Nuclear power is the answer

By Hans D. Baumann

Let's expose some of the myths about power that our darling environmentalists perpetuate.

Wind turbines: Here the myth is free energy. Wind turbines sell to municipalities by emphasizing that the operating cost is less than the cost per kilowatt-hour from fossil fuel fired power plants. This is generally true.

However, what usually goes unconsidered in the payback analysis is the high cost of capital. Part of the reason for this neglect is government subsides or tax breaks offset capital cost.

If one adds the real cost of capital invested plus interest expenses, then the comparison becomes negative.

The real joker is the fact that wind does not blow steadily. A wind turbine only operates 25% of the time at full load. Well, you might say, every time I drive past a wind turbine farm I see that the blades are spinning, even when there is little wind.

The reason is that large turbines feed their electric power directly into the power grid. That means they have to rotate at constant speed in order to maintain 60-cycle AC frequency.

Therefore, if there is no wind, then they use electricity from the grid in order to keep spinning.

Electric cars: Another trend is toward electric or battery-powered vehicles. I looked aghast at a photograph published in a local newspaper showing a car connecting to an electric power cord. The caption said, "Ford plugs energy savings."

This is, of course, a ridiculous statement. If anything, battery-operated cars use more energy than equivalent gasoline-powered vehicles. First, the electricity used to charge the batteries has to come from (usually) a fossil fuel using power plant spewing CO2 into the air.

Secondly, batteries have an efficiency of only about 80%. For each 1,000-watt input, you only get 800 watts back. There is another 10-20% loss of power in the electric motor and drive train.

Finally, an electric car is much heavier than an equal horse-powered conventional car due to the great weight of the batteries.

Therefore, instead of refining the oil into gasoline, we have to burn it in a power plant, and then transfer the electricity (at a loss) to our homes in order to charge the batteries. Finally, we have to convert it back into mechanical power through an electric motor.

Ethanol: The myth is we use ethanol to replace oil. The unfortunate reality is that here again, we have a case where we utilize lots of oil or other hydrocarbons to save a little oil (gasoline).

In order to grow corn, we have to use fertilizers (from hydrocarbons and natural gas), pesticides (from oil), agriculture machinery, and transportation (using oil and gasoline).

According to James Howard Kunstler (The Long Emergency), it takes the equivalent of 7 gallons of oil in order to produce 1-gallon oil worth of energy in corn.

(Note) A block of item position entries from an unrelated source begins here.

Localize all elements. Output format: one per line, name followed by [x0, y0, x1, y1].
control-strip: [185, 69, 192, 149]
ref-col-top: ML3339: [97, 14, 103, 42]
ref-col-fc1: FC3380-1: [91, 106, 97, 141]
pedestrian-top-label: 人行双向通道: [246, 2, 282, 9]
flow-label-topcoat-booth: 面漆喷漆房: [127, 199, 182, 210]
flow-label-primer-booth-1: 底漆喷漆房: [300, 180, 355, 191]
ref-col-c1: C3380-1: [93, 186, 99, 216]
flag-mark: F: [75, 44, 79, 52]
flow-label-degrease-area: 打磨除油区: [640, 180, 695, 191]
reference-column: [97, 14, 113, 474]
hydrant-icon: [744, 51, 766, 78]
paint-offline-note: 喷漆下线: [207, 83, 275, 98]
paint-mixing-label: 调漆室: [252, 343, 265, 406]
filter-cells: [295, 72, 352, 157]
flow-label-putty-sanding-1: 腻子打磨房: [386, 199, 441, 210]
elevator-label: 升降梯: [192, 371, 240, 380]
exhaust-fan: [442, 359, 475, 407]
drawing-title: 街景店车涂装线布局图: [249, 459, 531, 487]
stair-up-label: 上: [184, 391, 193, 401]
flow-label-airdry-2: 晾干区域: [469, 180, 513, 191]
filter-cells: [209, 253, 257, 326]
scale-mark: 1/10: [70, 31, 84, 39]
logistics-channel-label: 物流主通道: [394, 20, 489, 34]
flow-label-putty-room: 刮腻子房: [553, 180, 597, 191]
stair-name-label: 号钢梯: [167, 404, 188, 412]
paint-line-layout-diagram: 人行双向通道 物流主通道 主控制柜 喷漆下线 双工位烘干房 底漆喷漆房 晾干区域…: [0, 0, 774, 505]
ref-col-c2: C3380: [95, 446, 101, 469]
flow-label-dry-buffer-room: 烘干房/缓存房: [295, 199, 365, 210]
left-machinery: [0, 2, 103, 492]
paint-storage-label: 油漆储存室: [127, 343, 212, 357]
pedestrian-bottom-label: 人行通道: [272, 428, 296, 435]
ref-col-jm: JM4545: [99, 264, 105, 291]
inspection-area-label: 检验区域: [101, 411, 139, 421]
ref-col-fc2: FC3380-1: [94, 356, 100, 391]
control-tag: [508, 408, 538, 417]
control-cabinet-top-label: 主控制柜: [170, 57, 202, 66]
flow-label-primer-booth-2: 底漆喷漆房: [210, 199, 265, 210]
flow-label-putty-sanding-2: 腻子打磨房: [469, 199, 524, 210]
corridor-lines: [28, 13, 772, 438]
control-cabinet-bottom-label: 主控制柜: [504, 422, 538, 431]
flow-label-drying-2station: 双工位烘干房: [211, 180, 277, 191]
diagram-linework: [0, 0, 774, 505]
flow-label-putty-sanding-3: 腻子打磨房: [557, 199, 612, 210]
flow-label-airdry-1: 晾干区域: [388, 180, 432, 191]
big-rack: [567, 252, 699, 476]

Ethanol is only competitive if the oil price stays above $50 per barrel.

Ethanol, like gasoline, contains carbon and produces CO2.

Hydrogen: Remember last year when all the pundits said, "Why not burn hydrogen in your car, the lakes are full of the stuff?" Well, it does not work that way since water is already "burnt hydrogen," and you cannot burn it twice.

In order to produce hydrogen, you have to separate the hydrogen from the oxygen atoms. This is electrolysis, a very energy-consuming process.

Roughly speaking, one uses three gallons of oil in order to produce the equivalent of 1-gallon of oil in hydrogen form. Well, you might say the car that runs on hydrogen does not produce CO2. Yes, but how about the CO2 that goes to heaven from the three gallons of oil (or gas) that burned up while producing the hydrogen?

Outlook: It certainly behooves us to conserve energy and to reduce our dependency on oil and natural gas. However, let's do this in a rational and efficient manner.

To believe scientists will somehow "invent" future fuel is wishful thinking only because it violates natural laws. The only rational alternative is either fission or fusion technologies.

Build nuclear power plants.


Dr. Hans D. Baumann, PE ( is an ISA member and a member of Sigma Xi. He has an industrial engineering education and a Ph.D. in mechanical engineering.